Rzeczpospolita: Czy w Szwecji są miejsca, gdzie stosuje się prawo szariatu? W internecie krążą mapki, na których zaznaczono miejsca, które rzekomo są poza kontrolą szwedzkich władz.
Jarosław Zadencki: Takich obszarów na niektórych z map jest zaznaczonych nawet 160. Wskazują one miejsca, gdzie występują różnego rodzaju problemy z imigrantami różnych wyznań i narodowości. Oficjalnie nie jest tam stosowane inne prawo niż w Szwecji, ale na mieszkańców wywierane są naciski, aby stosowali się do zasad szariatu.
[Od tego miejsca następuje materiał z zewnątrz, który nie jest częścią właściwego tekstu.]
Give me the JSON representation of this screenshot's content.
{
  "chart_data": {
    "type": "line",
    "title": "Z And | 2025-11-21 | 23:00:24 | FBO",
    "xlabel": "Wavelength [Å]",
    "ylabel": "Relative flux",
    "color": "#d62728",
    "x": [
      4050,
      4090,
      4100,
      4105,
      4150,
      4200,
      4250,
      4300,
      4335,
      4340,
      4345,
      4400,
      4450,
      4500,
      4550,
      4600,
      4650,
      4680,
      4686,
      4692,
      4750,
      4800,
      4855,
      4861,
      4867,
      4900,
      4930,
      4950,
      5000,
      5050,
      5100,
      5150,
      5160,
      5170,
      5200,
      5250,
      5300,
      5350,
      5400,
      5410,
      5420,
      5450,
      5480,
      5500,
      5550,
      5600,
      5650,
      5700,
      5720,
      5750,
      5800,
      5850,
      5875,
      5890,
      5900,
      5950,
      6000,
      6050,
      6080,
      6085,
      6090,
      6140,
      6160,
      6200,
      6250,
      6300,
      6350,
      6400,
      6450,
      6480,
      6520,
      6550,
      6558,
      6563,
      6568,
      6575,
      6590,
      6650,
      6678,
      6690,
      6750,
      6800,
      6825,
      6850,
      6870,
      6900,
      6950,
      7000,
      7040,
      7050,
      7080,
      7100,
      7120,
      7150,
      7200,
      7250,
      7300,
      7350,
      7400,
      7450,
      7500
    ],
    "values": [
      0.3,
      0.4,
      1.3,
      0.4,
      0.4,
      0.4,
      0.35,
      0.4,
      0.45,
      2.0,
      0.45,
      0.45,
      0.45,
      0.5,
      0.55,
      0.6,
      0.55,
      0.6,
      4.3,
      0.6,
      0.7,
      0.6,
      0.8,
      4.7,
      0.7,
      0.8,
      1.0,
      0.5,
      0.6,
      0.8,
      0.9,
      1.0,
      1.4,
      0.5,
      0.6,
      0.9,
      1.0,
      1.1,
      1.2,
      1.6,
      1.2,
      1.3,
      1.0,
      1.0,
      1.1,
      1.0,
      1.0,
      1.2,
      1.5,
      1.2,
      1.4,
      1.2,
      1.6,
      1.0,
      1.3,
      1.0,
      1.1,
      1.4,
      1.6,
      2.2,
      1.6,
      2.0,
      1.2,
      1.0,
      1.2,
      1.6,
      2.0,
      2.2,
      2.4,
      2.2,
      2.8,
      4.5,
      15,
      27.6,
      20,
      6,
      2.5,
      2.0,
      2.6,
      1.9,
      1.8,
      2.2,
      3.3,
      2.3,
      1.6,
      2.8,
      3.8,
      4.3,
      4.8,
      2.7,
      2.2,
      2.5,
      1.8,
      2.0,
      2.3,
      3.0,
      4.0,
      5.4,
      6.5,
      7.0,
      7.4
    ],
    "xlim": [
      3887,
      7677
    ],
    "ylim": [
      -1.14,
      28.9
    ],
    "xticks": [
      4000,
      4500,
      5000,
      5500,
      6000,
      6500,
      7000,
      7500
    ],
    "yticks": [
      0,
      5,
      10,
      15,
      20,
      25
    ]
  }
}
Zazwyczaj w tych okolicach stoją meczety i odbywają się spotkania grup muzułmanów.
Są miejsce, gdzie zdejmuje się szwedzkie flagi?
Gdzieniegdzie flagi w ogóle nie można wywiesić, bo odbierane jest to jako agresja wobec imigrantów.
Mówi się, że w Szwecji dochodzi do wielu gwałtów i sprawcami są cudzoziemcy...
Szczegółowe informacje na ten temat są ukrywane przed zwykłymi obywatelami. Ale nawet z tych danych, do których można dotrzeć, jasno wynika, że gwałty, w tym także gwałty zbiorowe, są dokonywane na Szwedkach przez grupy imigrantów.